Perda de motivação: um exercício guiado para a consulta
Como ajudar o paciente a reconectar-se com o sentido, os recursos e um compromisso concreto em cinco perguntas estruturadas.
Vinhetas clínicas
Retomar o fio condutor de um projeto abandonado
Contexto. M., 34 anos, procurou consulta referindo desmotivação progressiva em relação a um projeto de reconversão profissional iniciado seis meses antes. Nas últimas semanas, tinha deixado de estudar e evitava falar no assunto. O clínico propôs o exercício estruturado, começando por identificar o objetivo concreto e, de seguida, explorando as razões que tinham estado na origem da decisão. Ao responder à segunda pergunta, M. reconectou-se com uma aspiração de longo prazo que tinha perdido de vista na rotina das tarefas imediatas. Nas perguntas seguintes, recordou uma mudança de hábitos bem-sucedida no passado e definiu uma ação simples para a semana seguinte, saindo da sessão com um compromisso pequeno mas tangível.

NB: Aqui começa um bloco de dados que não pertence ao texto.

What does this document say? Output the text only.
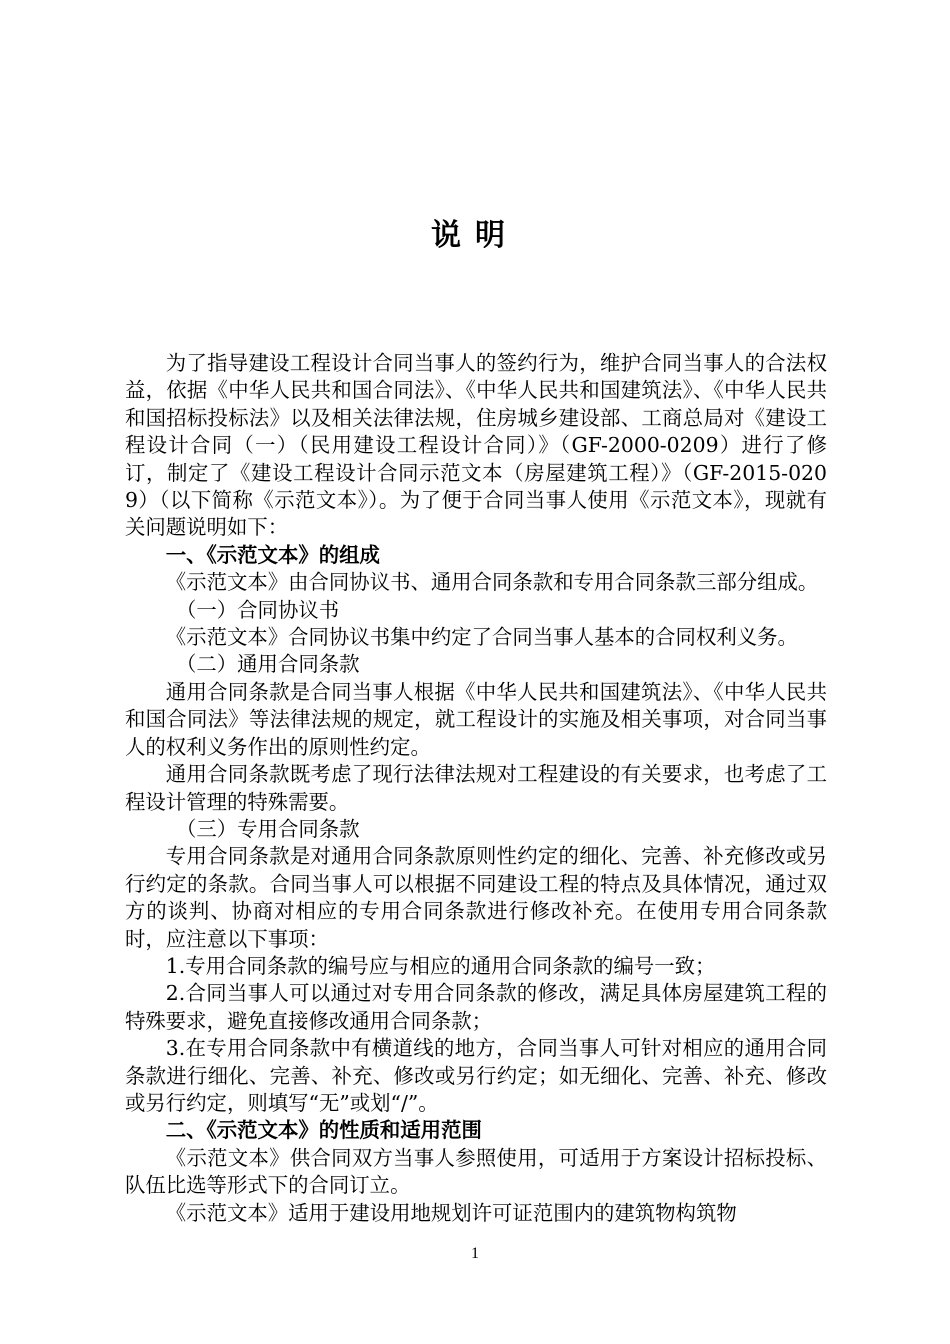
说明

为了指导建设工程设计合同当事人的签约行为，维护合同当事人的合法权益，依据《中华人民共和国合同法》、《中华人民共和国建筑法》、《中华人民共和国招标投标法》以及相关法律法规，住房城乡建设部、工商总局对《建设工程设计合同（一）（民用建设工程设计合同）》（GF-2000-0209）进行了修订，制定了《建设工程设计合同示范文本（房屋建筑工程）》（GF-2015-0209）（以下简称《示范文本》）。为了便于合同当事人使用《示范文本》，现就有关问题说明如下：

一、《示范文本》的组成

《示范文本》由合同协议书、通用合同条款和专用合同条款三部分组成。

（一）合同协议书

《示范文本》合同协议书集中约定了合同当事人基本的合同权利义务。

（二）通用合同条款

通用合同条款是合同当事人根据《中华人民共和国建筑法》、《中华人民共和国合同法》等法律法规的规定，就工程设计的实施及相关事项，对合同当事人的权利义务作出的原则性约定。

通用合同条款既考虑了现行法律法规对工程建设的有关要求，也考虑了工程设计管理的特殊需要。

（三）专用合同条款

专用合同条款是对通用合同条款原则性约定的细化、完善、补充修改或另行约定的条款。合同当事人可以根据不同建设工程的特点及具体情况，通过双方的谈判、协商对相应的专用合同条款进行修改补充。在使用专用合同条款时，应注意以下事项：

1.专用合同条款的编号应与相应的通用合同条款的编号一致；

2.合同当事人可以通过对专用合同条款的修改，满足具体房屋建筑工程的特殊要求，避免直接修改通用合同条款；

3.在专用合同条款中有横道线的地方，合同当事人可针对相应的通用合同条款进行细化、完善、补充、修改或另行约定；如无细化、完善、补充、修改或另行约定，则填写“无”或划“/”。

二、《示范文本》的性质和适用范围

《示范文本》供合同双方当事人参照使用，可适用于方案设计招标投标、队伍比选等形式下的合同订立。

《示范文本》适用于建设用地规划许可证范围内的建筑物构筑物

1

Desmotivação física após pausa prolongada no exercício
Contexto. R., 51 anos, relatou ter interrompido a prática de natação após uma lesão minor e sentir dificuldade em retomar, descrevendo a situação como "já não faz sentido". O clínico introduziu o exercício guiado como forma de mapear o que estava por detrás dessa resistência. Ao ser questionado sobre modelos de referência, R. mencionou espontaneamente um familiar que mantinha atividade física regular apesar de condicionantes semelhantes, o que lhe trouxe uma perspetiva diferente sobre a sua própria capacidade. A última pergunta orientou-o para uma ação concreta e de baixa exigência, uma sessão de quinze minutos na semana seguinte, que foi registada em conjunto. O exercício não resolveu a ambivalência por completo, mas proporcionou um ponto de entrada mais manejável.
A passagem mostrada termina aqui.